スバルのAWDはなぜこれほど信頼されているのか?

■高性能に見合ったAWDシステムを用意

スバルのAWDは、車種の性格や動力性能に応じてメカニズムを使い分けている。採用車種が最も多いのは、先に挙げたアクティブトルクスプリットAWDだが、高性能な2Lターボエンジンを搭載するWRX S4、レヴォーグ2.0GT-Sアイサイトと2.0STIスポーツアイサイトには、VTD-AWDを搭載する。

さまざまなAWDシステムを持つのもスバルの強み。高性能車には高性能車ならではのAWDシステムが用意される。写真はWRX S4

VTD-AWDは高い駆動力にも対応できるセンターデフ式で、前輪のトルク配分率を45%、後輪は55%とした。後輪の駆動力を増やすことで、峠道などをスポーティに走っても旋回軌跡を拡大させにくい。カーブを曲がる時も、ステアリングの操作に応じて確実に回り込む。雪道のような滑りやすい場所では、アクセル操作によって車両の挙動をコントロールしやすい。

電子制御式油圧多板クラッチを使うLSDも装着した。滑りやすい場所では、LSDがセンターデフの差動を制限して前後の駆動系を直結状態に近づけるなど、前後輪の駆動力配分を綿密に行って最適な走行性能を確保する。
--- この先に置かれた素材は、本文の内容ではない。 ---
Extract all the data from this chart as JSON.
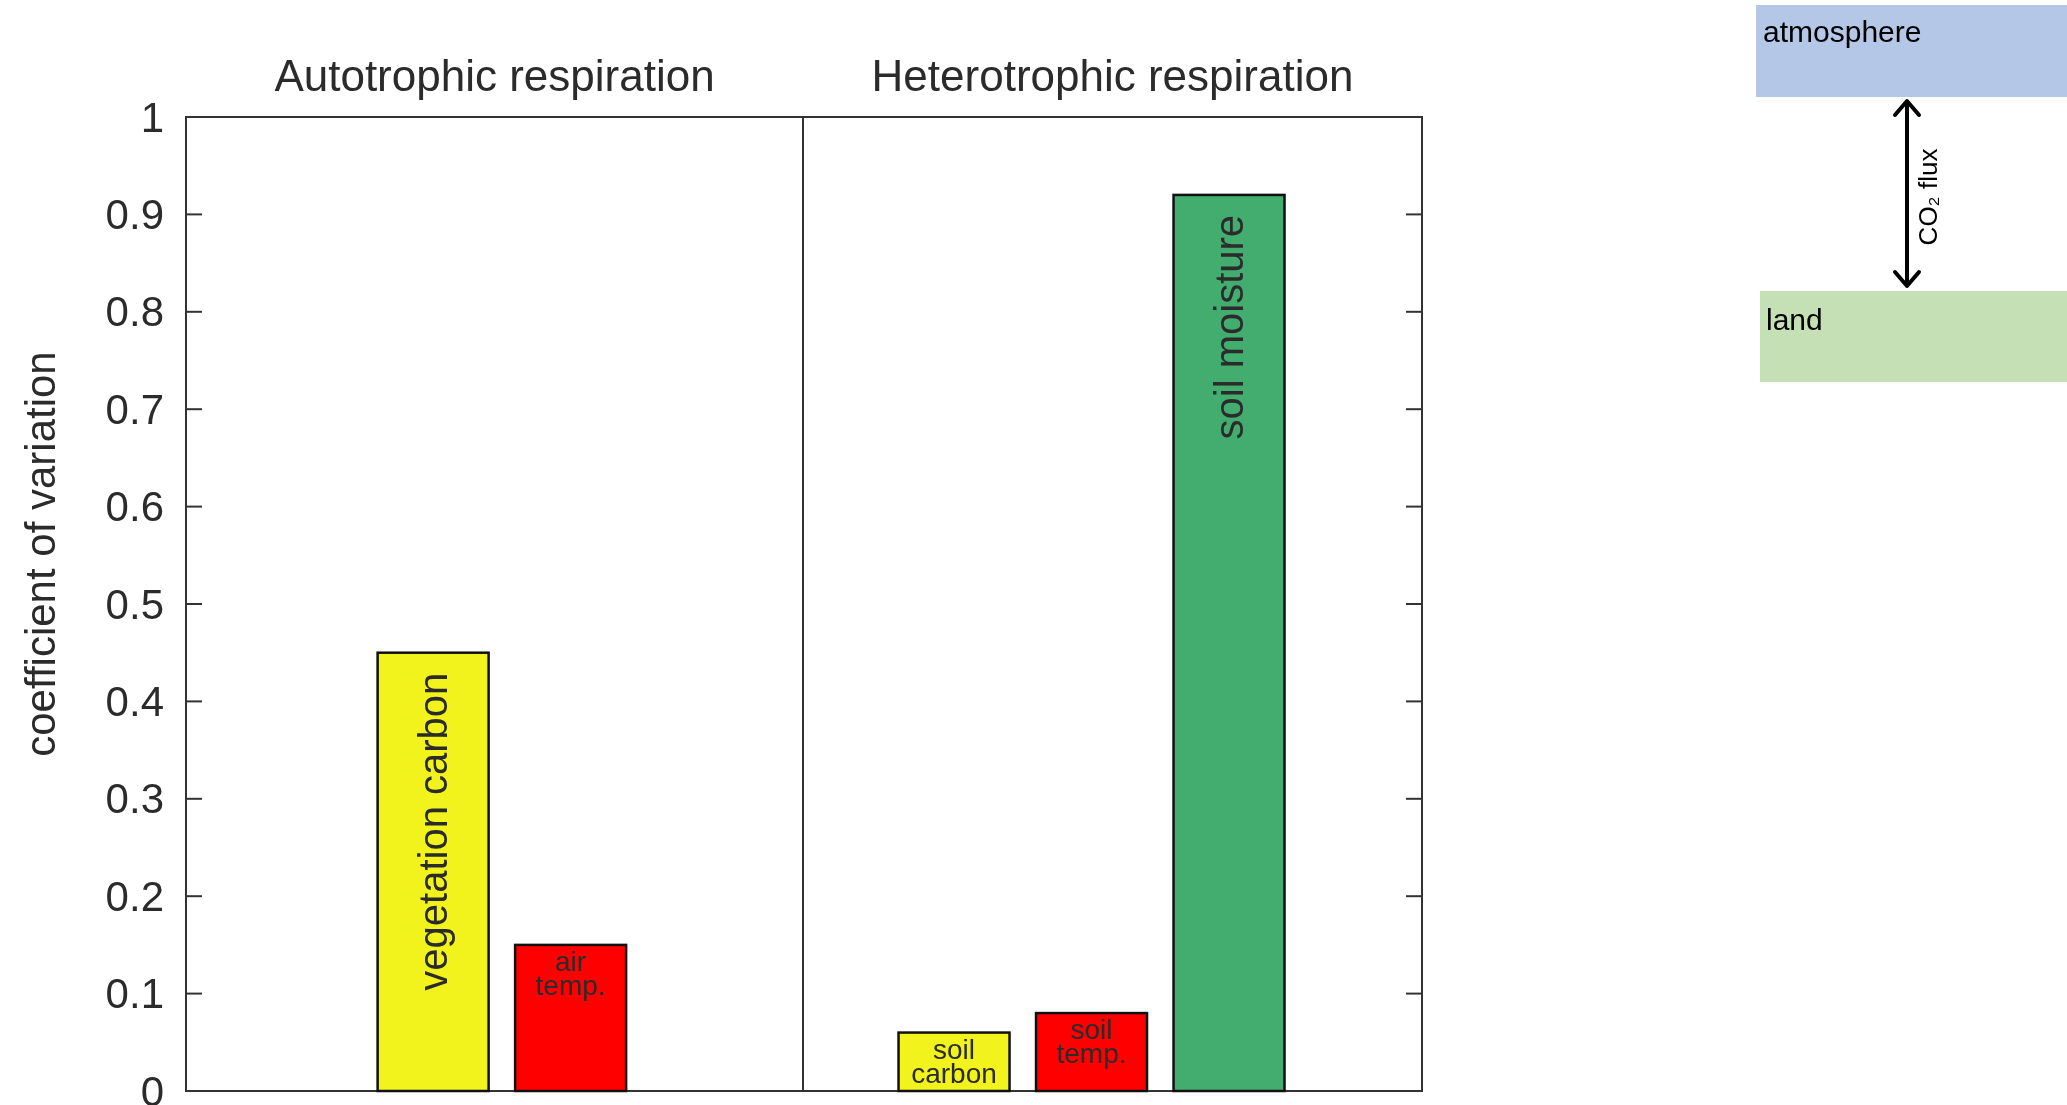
{
  "chart_data": [
    {
      "type": "bar",
      "title": "Autotrophic respiration",
      "ylabel": "coefficient of variation",
      "categories": [
        "vegetation carbon",
        "air temp."
      ],
      "values": [
        0.45,
        0.15
      ],
      "colors": [
        "#f2f21c",
        "#ff0000"
      ],
      "ylim": [
        0,
        1
      ],
      "yticks": [
        0,
        0.1,
        0.2,
        0.3,
        0.4,
        0.5,
        0.6,
        0.7,
        0.8,
        0.9,
        1
      ],
      "tick_labels": "y"
    },
    {
      "type": "bar",
      "title": "Heterotrophic respiration",
      "categories": [
        "soil carbon",
        "soil temp.",
        "soil moisture"
      ],
      "values": [
        0.06,
        0.08,
        0.92
      ],
      "colors": [
        "#f2f21c",
        "#ff0000",
        "#42ad6e"
      ],
      "ylim": [
        0,
        1
      ],
      "yticks": [
        0,
        0.1,
        0.2,
        0.3,
        0.4,
        0.5,
        0.6,
        0.7,
        0.8,
        0.9,
        1
      ],
      "tick_labels": false
    },
    {
      "type": "other",
      "annotations": [
        "atmosphere",
        "CO₂ flux",
        "land"
      ]
    }
  ]
}
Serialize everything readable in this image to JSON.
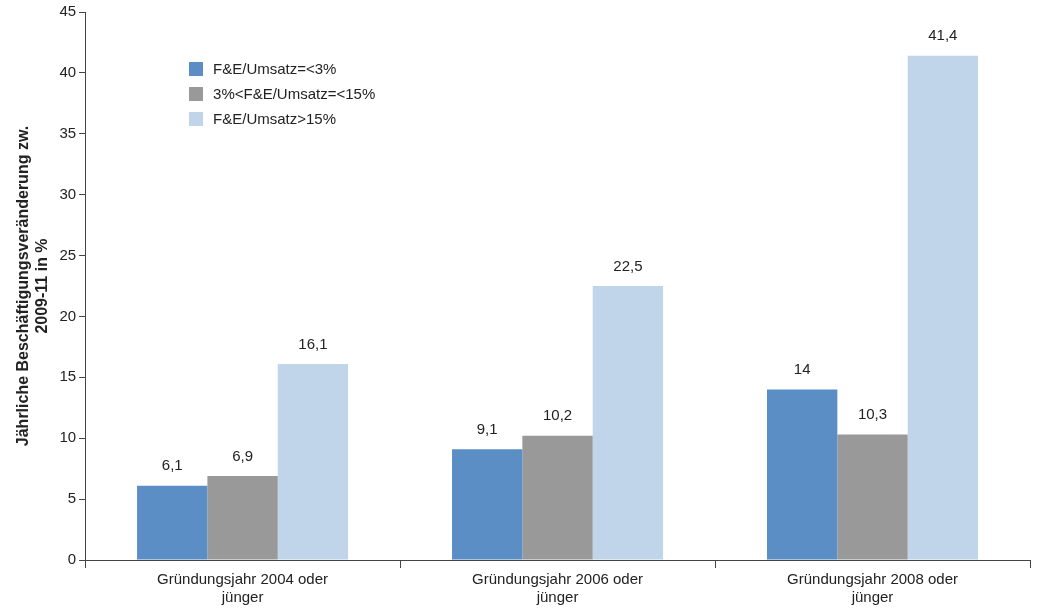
{
  "chart_data": {
    "type": "bar",
    "ylabel": "Jährliche Beschäftigungsveränderung zw. 2009-11 in %",
    "categories": [
      "Gründungsjahr 2004 oder jünger",
      "Gründungsjahr 2006 oder jünger",
      "Gründungsjahr 2008 oder jünger"
    ],
    "series": [
      {
        "name": "F&E/Umsatz=<3%",
        "color": "#5b8ec4",
        "values": [
          6.1,
          9.1,
          14
        ],
        "value_labels": [
          "6,1",
          "9,1",
          "14"
        ]
      },
      {
        "name": "3%<F&E/Umsatz=<15%",
        "color": "#999999",
        "values": [
          6.9,
          10.2,
          10.3
        ],
        "value_labels": [
          "6,9",
          "10,2",
          "10,3"
        ]
      },
      {
        "name": "F&E/Umsatz>15%",
        "color": "#c0d4ea",
        "values": [
          16.1,
          22.5,
          41.4
        ],
        "value_labels": [
          "16,1",
          "22,5",
          "41,4"
        ]
      }
    ],
    "ylim": [
      0,
      45
    ],
    "yticks": [
      0,
      5,
      10,
      15,
      20,
      25,
      30,
      35,
      40,
      45
    ],
    "grid": false,
    "legend": "top left"
  }
}
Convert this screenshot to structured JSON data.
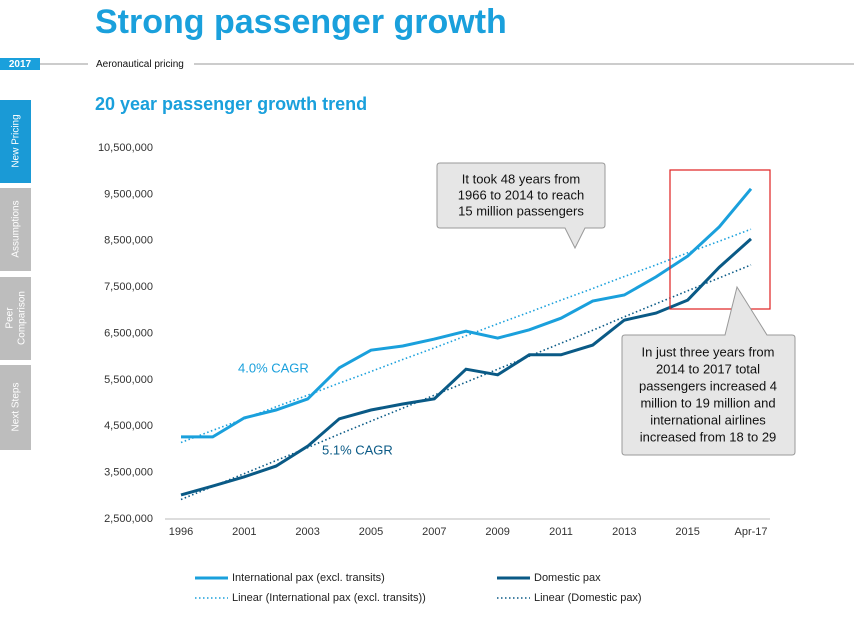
{
  "header": {
    "title": "Strong passenger growth",
    "year": "2017",
    "section": "Aeronautical pricing"
  },
  "tabs": [
    "New Pricing",
    "Assumptions",
    [
      "Peer",
      "Comparison"
    ],
    "Next Steps"
  ],
  "chart_data": {
    "type": "line",
    "title": "20 year passenger growth trend",
    "categories": [
      "1996",
      null,
      "2001",
      null,
      "2003",
      null,
      "2005",
      null,
      "2007",
      null,
      "2009",
      null,
      "2011",
      null,
      "2013",
      null,
      "2015",
      null,
      "Apr-17"
    ],
    "series": [
      {
        "name": "International pax (excl. transits)",
        "color": "#1aa0dc",
        "style": "solid",
        "values": [
          4270000,
          4270000,
          4680000,
          4850000,
          5090000,
          5760000,
          6140000,
          6230000,
          6380000,
          6550000,
          6400000,
          6580000,
          6830000,
          7200000,
          7330000,
          7720000,
          8170000,
          8800000,
          9620000
        ]
      },
      {
        "name": "Domestic pax",
        "color": "#0a5a86",
        "style": "solid",
        "values": [
          3020000,
          3210000,
          3410000,
          3640000,
          4070000,
          4660000,
          4850000,
          4980000,
          5090000,
          5730000,
          5610000,
          6040000,
          6040000,
          6250000,
          6790000,
          6940000,
          7220000,
          7930000,
          8540000
        ]
      },
      {
        "name": "Linear (International pax (excl. transits))",
        "color": "#1aa0dc",
        "style": "dotted",
        "values": [
          4150000,
          4410000,
          4660000,
          4920000,
          5170000,
          5430000,
          5680000,
          5940000,
          6190000,
          6450000,
          6710000,
          6960000,
          7220000,
          7470000,
          7730000,
          7980000,
          8240000,
          8490000,
          8750000
        ]
      },
      {
        "name": "Linear (Domestic pax)",
        "color": "#0a5a86",
        "style": "dotted",
        "values": [
          2920000,
          3200000,
          3480000,
          3760000,
          4040000,
          4330000,
          4610000,
          4890000,
          5170000,
          5450000,
          5730000,
          6010000,
          6290000,
          6570000,
          6860000,
          7140000,
          7420000,
          7700000,
          7980000
        ]
      }
    ],
    "ylim": [
      2500000,
      10500000
    ],
    "yticks": [
      {
        "value": 2500000,
        "label": "2,500,000"
      },
      {
        "value": 3500000,
        "label": "3,500,000"
      },
      {
        "value": 4500000,
        "label": "4,500,000"
      },
      {
        "value": 5500000,
        "label": "5,500,000"
      },
      {
        "value": 6500000,
        "label": "6,500,000"
      },
      {
        "value": 7500000,
        "label": "7,500,000"
      },
      {
        "value": 8500000,
        "label": "8,500,000"
      },
      {
        "value": 9500000,
        "label": "9,500,000"
      },
      {
        "value": 10500000,
        "label": "10,500,000"
      }
    ],
    "grid": false,
    "annotations": {
      "intl_cagr": "4.0% CAGR",
      "dom_cagr": "5.1% CAGR",
      "callout1": [
        "It took 48 years from",
        "1966 to 2014 to reach",
        "15 million passengers"
      ],
      "callout2": [
        "In just three years from",
        "2014 to 2017 total",
        "passengers increased 4",
        "million to 19 million and",
        "international airlines",
        "increased from 18 to 29"
      ]
    }
  }
}
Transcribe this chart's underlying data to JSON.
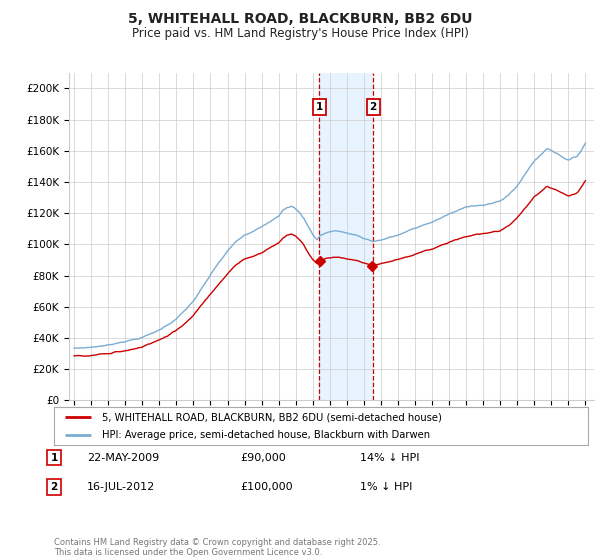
{
  "title": "5, WHITEHALL ROAD, BLACKBURN, BB2 6DU",
  "subtitle": "Price paid vs. HM Land Registry's House Price Index (HPI)",
  "legend_property": "5, WHITEHALL ROAD, BLACKBURN, BB2 6DU (semi-detached house)",
  "legend_hpi": "HPI: Average price, semi-detached house, Blackburn with Darwen",
  "footer": "Contains HM Land Registry data © Crown copyright and database right 2025.\nThis data is licensed under the Open Government Licence v3.0.",
  "purchase1_date": "22-MAY-2009",
  "purchase1_price": "£90,000",
  "purchase1_hpi": "14% ↓ HPI",
  "purchase1_year": 2009.38,
  "purchase1_value": 90000,
  "purchase2_date": "16-JUL-2012",
  "purchase2_price": "£100,000",
  "purchase2_hpi": "1% ↓ HPI",
  "purchase2_year": 2012.54,
  "purchase2_value": 100000,
  "ylim": [
    0,
    210000
  ],
  "yticks": [
    0,
    20000,
    40000,
    60000,
    80000,
    100000,
    120000,
    140000,
    160000,
    180000,
    200000
  ],
  "xlim_left": 1994.7,
  "xlim_right": 2025.5,
  "color_property": "#cc0000",
  "color_hpi": "#7aadd4",
  "color_shade": "#ddeeff",
  "color_grid": "#cccccc",
  "color_title": "#222222",
  "annotation_box_color": "#cc0000",
  "background_color": "#ffffff",
  "hpi_baseline": [
    [
      1995.0,
      33500
    ],
    [
      1995.5,
      33800
    ],
    [
      1996.0,
      34200
    ],
    [
      1996.5,
      35000
    ],
    [
      1997.0,
      35500
    ],
    [
      1997.5,
      37000
    ],
    [
      1998.0,
      38500
    ],
    [
      1998.5,
      39500
    ],
    [
      1999.0,
      41000
    ],
    [
      1999.5,
      43000
    ],
    [
      2000.0,
      45500
    ],
    [
      2000.5,
      49000
    ],
    [
      2001.0,
      53000
    ],
    [
      2001.5,
      58000
    ],
    [
      2002.0,
      64000
    ],
    [
      2002.5,
      72000
    ],
    [
      2003.0,
      80000
    ],
    [
      2003.5,
      88000
    ],
    [
      2004.0,
      95000
    ],
    [
      2004.5,
      101000
    ],
    [
      2005.0,
      105000
    ],
    [
      2005.5,
      107000
    ],
    [
      2006.0,
      110000
    ],
    [
      2006.5,
      114000
    ],
    [
      2007.0,
      118000
    ],
    [
      2007.25,
      122000
    ],
    [
      2007.5,
      124000
    ],
    [
      2007.75,
      125000
    ],
    [
      2008.0,
      123000
    ],
    [
      2008.25,
      120000
    ],
    [
      2008.5,
      116000
    ],
    [
      2008.75,
      111000
    ],
    [
      2009.0,
      106000
    ],
    [
      2009.25,
      103000
    ],
    [
      2009.38,
      105000
    ],
    [
      2009.5,
      106000
    ],
    [
      2009.75,
      107000
    ],
    [
      2010.0,
      108000
    ],
    [
      2010.5,
      108500
    ],
    [
      2011.0,
      107000
    ],
    [
      2011.5,
      106000
    ],
    [
      2012.0,
      104000
    ],
    [
      2012.54,
      102000
    ],
    [
      2012.75,
      102500
    ],
    [
      2013.0,
      103000
    ],
    [
      2013.5,
      104500
    ],
    [
      2014.0,
      106000
    ],
    [
      2014.5,
      108000
    ],
    [
      2015.0,
      110000
    ],
    [
      2015.5,
      112000
    ],
    [
      2016.0,
      114000
    ],
    [
      2016.5,
      116500
    ],
    [
      2017.0,
      119000
    ],
    [
      2017.5,
      121000
    ],
    [
      2018.0,
      123000
    ],
    [
      2018.5,
      124500
    ],
    [
      2019.0,
      125000
    ],
    [
      2019.5,
      126000
    ],
    [
      2020.0,
      127000
    ],
    [
      2020.5,
      131000
    ],
    [
      2021.0,
      137000
    ],
    [
      2021.5,
      145000
    ],
    [
      2022.0,
      153000
    ],
    [
      2022.5,
      158000
    ],
    [
      2022.75,
      161000
    ],
    [
      2023.0,
      160000
    ],
    [
      2023.5,
      157000
    ],
    [
      2024.0,
      154000
    ],
    [
      2024.5,
      156000
    ],
    [
      2024.75,
      160000
    ],
    [
      2025.0,
      165000
    ]
  ]
}
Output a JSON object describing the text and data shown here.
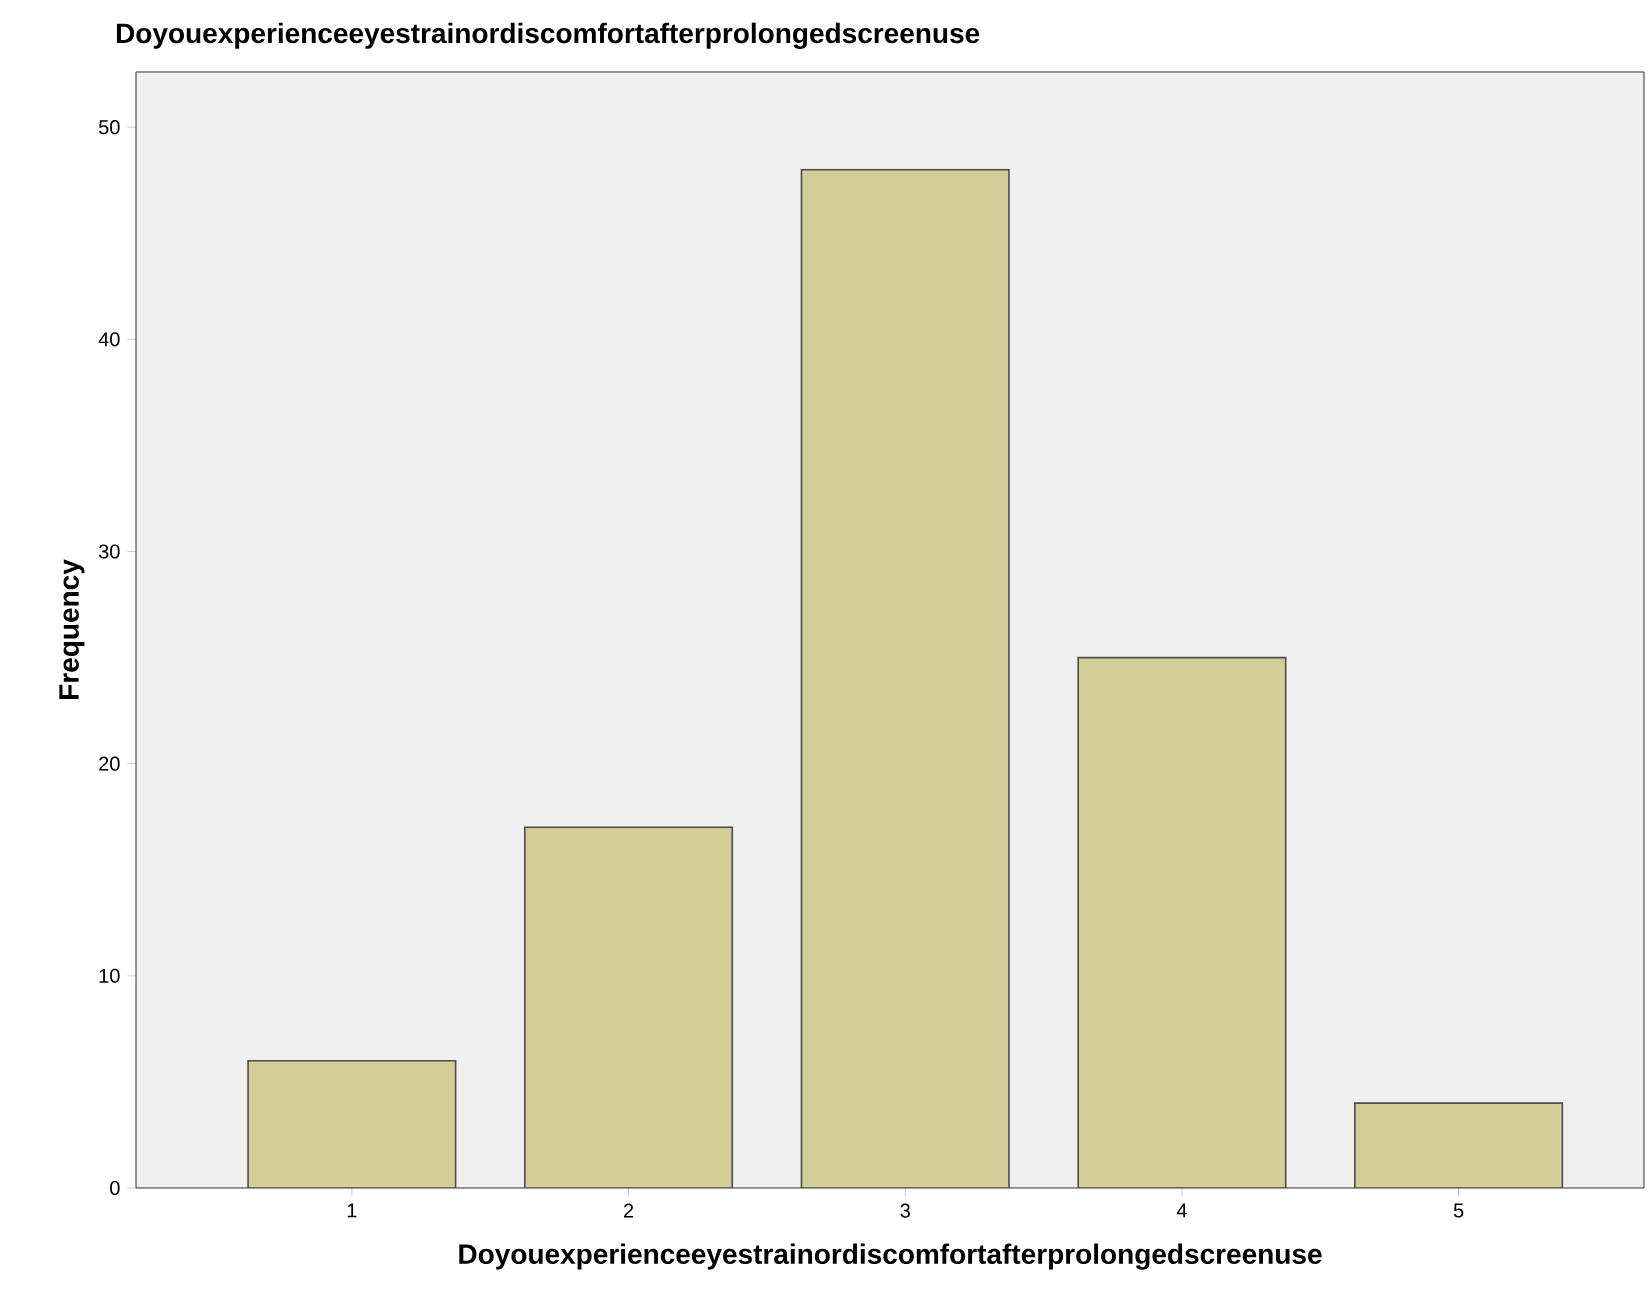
{
  "chart_data": {
    "type": "bar",
    "title": "Doyouexperienceeyestrainordiscomfortafterprolongedscreenuse",
    "xlabel": "Doyouexperienceeyestrainordiscomfortafterprolongedscreenuse",
    "ylabel": "Frequency",
    "categories": [
      "1",
      "2",
      "3",
      "4",
      "5"
    ],
    "values": [
      6,
      17,
      48,
      25,
      4
    ],
    "color": "#d3ce97",
    "ylim": [
      0,
      52.6
    ],
    "yticks": [
      0,
      10,
      20,
      30,
      40,
      50
    ]
  }
}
高出力にも対応して駆動力の伝達効率が優れ、運転の楽しさも味わえるから、WRX・S4やレヴォーグの大切な特徴になった。

そしてスポーツAWDとして究極的に高い性能を発揮するのが、マルチモードDCCD(ドライバーズコントロールセンターデフ)式AWDだ。このシステムは高性能車のために開発され、6速MT専用のAWDになる。

これはWRX STIのみが搭載している。

世界的に超激戦区である2Lターボスポーツ市場のなかでも抜きんでた存在感を持つWRX STI。その根幹を支えているのがスバルのAWD技術

マルチモードDCCD式AWDの基本メカニズムは、WRX S4などが搭載するVTD-AWDと同様のセンターデフ式だ。トルク配分率は前輪が41%、後輪が59%とされ、VTD-AWDに比べると後輪の駆動力配分をさらに増やした。アクセル操作による車両挙動のコントロール性も一層向上している。

そして最も特徴的な機能が、DCCD、つまりドライバーがセンターデフの差動制限力を積極的にコントロールできることだ。

マニュアルモードを使うと、電子制御式油圧多板クラッチによるLSDの差動制限力が、フリー(差動制限をほとんどしない状態)からロック(前後の駆動系を直結に近付けた状態)まで、6段階に調節できる。フリーの状態では車両の向きを変えやすく、後輪に59%の駆動力が配分されるから、アクセル操作次第では高出力を生かして後輪を横滑りさせながらカーブを小さく回り込める。

逆にロックでは駆動力の伝達効率が高まり、悪路も安定して走破できる。ドライバーが路面の状態や走行パターンに応じて、センターデフの差動制限力を自由に選べる。

このほか車両側の判断で走行状態に応じた最適な差動制限を行うオートモード、差動制限力を弱めたフリーに近いオートマイナスモード、差動制限力を強めてロックに近づけたオートプラスモードも設定した。

マルチモードDCCD式AWDを搭載するWRX・STIは、モータースポーツのベース車として積極的に使われ、高強度鋳造ピストン、強化エンジンマウント、大型インタークーラーなども備える。いわば実戦向けのスポーツモデルで、マルチモードDCCD式AWDも、過酷な用途に対応できる高性能と耐久性を秘めている。